Laboratório de Microbiologia, Department of Basic Health Sciences, State University of Maringá, Avenida Colombo 5790, Maringá, Paraná, 87020-900, Brazil.
Maringá University Hospital, State University of Maringá, Maringá, Paraná, Brazil.
Sci Rep. 2022 Sep 14;12(1):15466. doi: 10.1038/s41598-022-19643-1.
This study evaluated routine laboratory biomarkers (RLB) to predict the infectious bacterial group, Gram-positive (GP) or Gram-negative (GN) associated with bloodstream infection (BSI) before the result of blood culture (BC). A total of 13,574 BC of 6787 patients (217 BSI-GP and 238 BSI-GN) and 68 different RLB from these were analyzed. The logistic regression model was built considering BSI-GP or BSI-GN as response variable and RLB as covariates. After four filters applied total of 320 patients and 16 RLB remained in the Complete-Model-CM, and 4 RLB in the Reduced-Model-RM (RLB p > 0.05 excluded). In the RM, only platelets, creatinine, mean corpuscular hemoglobin and erythrocytes were used. The reproductivity of both models were applied to a test bank of 2019. The new model presented values to predict BSI-GN of the area under the curve (AUC) of 0.72 and 0.69 for CM and RM, respectively; with sensitivity of 0.62 and 0.61 (CM and RM) and specificity of 0.67 for both. These data confirm the discriminatory capacity of the new models for BSI-GN (p = 0.64). AUC of 0.69 using only 4 RLB, associated with the patient's clinical data could be useful for better targeted antimicrobial therapy in BSI.

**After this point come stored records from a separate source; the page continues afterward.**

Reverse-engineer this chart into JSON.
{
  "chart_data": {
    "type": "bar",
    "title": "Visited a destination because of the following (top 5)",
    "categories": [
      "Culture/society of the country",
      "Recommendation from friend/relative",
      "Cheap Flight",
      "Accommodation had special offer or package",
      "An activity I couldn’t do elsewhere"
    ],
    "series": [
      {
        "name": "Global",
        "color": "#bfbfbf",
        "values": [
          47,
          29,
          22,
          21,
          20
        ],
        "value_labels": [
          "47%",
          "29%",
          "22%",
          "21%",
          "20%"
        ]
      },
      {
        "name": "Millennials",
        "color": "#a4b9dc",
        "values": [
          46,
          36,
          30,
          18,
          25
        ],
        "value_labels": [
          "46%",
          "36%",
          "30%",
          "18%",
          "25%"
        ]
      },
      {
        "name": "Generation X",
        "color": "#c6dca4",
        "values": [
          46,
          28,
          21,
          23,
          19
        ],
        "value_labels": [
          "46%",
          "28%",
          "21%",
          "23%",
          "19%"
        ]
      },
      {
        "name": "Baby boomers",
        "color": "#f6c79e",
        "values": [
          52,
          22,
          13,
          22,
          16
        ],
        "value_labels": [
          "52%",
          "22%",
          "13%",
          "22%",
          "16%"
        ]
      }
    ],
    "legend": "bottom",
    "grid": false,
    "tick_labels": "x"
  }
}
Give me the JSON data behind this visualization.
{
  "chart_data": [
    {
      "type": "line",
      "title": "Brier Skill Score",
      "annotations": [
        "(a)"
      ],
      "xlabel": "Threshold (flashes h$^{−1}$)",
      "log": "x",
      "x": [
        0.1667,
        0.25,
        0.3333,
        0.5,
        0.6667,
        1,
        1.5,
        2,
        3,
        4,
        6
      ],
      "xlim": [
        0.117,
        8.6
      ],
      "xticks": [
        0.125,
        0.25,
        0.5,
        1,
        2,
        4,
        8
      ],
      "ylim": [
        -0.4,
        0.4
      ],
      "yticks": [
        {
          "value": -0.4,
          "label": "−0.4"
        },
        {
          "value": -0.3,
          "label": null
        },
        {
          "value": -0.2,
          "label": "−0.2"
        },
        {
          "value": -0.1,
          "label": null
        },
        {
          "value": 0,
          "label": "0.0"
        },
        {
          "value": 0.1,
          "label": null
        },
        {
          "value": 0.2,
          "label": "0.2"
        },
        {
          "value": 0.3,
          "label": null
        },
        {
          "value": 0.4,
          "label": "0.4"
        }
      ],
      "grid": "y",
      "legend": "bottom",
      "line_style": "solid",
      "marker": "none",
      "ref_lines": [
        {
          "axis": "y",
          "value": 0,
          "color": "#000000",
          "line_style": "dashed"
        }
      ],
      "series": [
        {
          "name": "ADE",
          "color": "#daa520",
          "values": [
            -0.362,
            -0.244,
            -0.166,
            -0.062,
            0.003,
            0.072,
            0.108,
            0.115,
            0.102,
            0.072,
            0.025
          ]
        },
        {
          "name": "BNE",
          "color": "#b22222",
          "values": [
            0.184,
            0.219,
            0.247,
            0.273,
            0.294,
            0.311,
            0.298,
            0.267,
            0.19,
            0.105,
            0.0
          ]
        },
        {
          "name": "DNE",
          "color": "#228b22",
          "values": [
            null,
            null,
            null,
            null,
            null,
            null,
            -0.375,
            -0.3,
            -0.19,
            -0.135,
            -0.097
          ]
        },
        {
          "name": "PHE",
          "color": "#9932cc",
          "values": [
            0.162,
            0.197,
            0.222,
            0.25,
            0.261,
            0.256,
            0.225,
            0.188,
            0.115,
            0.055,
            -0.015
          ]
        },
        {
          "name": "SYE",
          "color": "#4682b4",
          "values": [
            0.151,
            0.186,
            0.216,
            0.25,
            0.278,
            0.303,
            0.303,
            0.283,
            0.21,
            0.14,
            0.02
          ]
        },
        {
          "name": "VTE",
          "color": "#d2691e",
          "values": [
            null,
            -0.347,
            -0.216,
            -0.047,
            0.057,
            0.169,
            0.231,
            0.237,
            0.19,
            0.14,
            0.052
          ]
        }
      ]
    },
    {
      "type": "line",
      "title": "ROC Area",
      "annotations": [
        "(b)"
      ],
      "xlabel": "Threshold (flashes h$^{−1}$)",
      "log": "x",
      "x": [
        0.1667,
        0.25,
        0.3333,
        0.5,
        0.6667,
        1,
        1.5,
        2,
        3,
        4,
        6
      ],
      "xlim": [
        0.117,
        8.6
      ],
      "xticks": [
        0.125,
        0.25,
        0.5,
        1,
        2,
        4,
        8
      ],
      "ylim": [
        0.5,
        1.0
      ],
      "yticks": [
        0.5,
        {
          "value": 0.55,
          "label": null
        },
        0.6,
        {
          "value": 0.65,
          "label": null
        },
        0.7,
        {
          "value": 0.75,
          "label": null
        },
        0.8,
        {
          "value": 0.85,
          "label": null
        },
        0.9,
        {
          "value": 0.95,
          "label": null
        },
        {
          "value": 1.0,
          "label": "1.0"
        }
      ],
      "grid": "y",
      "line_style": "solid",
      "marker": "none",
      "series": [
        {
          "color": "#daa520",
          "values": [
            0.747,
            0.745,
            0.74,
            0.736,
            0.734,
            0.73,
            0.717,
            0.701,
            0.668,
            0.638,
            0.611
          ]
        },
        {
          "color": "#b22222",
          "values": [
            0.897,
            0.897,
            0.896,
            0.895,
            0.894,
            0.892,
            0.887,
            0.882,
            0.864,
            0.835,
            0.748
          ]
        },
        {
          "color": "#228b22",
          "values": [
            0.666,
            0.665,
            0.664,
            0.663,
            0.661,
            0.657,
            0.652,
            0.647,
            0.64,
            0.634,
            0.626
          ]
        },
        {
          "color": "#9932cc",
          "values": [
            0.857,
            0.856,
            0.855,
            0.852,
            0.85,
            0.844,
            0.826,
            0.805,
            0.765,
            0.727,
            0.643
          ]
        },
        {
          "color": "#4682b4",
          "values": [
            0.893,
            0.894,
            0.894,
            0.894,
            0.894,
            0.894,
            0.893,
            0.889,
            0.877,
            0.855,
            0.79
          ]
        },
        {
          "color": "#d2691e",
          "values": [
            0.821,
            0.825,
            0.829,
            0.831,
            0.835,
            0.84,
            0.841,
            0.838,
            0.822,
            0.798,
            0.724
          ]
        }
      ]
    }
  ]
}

本研究评估了常规实验室生物标志物(RLB),以在血液培养(BC)结果之前预测与血流感染(BSI)相关的感染性细菌群,革兰氏阳性(GP)或革兰氏阴性(GN)。分析了来自 6787 名患者的 13574 次 BC(217 次 BSI-GP 和 238 次 BSI-GN)和 68 种不同的 RLB。考虑到 BSI-GP 或 BSI-GN 作为因变量和 RLB 作为协变量,构建了逻辑回归模型。经过四个过滤器的应用,共有 320 名患者和 16 个 RLB 留在完整模型-CM 中,而简化模型-RM 中则有 4 个 RLB(排除 RLB p > 0.05)。在 RM 中,仅使用血小板、肌酐、平均红细胞血红蛋白和红细胞。这两个模型的重现性都应用于 2019 年的测试库。新模型对革兰氏阴性菌血流感染(BSI-GN)的预测表现出 0.72 和 0.69 的曲线下面积(AUC)值;CM 和 RM 的敏感性分别为 0.62 和 0.61,特异性均为 0.67。这些数据证实了新模型对 BSI-GN 的区分能力(p=0.64)。仅使用 4 个 RLB 获得的 0.69 AUC,与患者的临床数据相结合,可能有助于在 BSI 中更好地靶向抗菌治疗。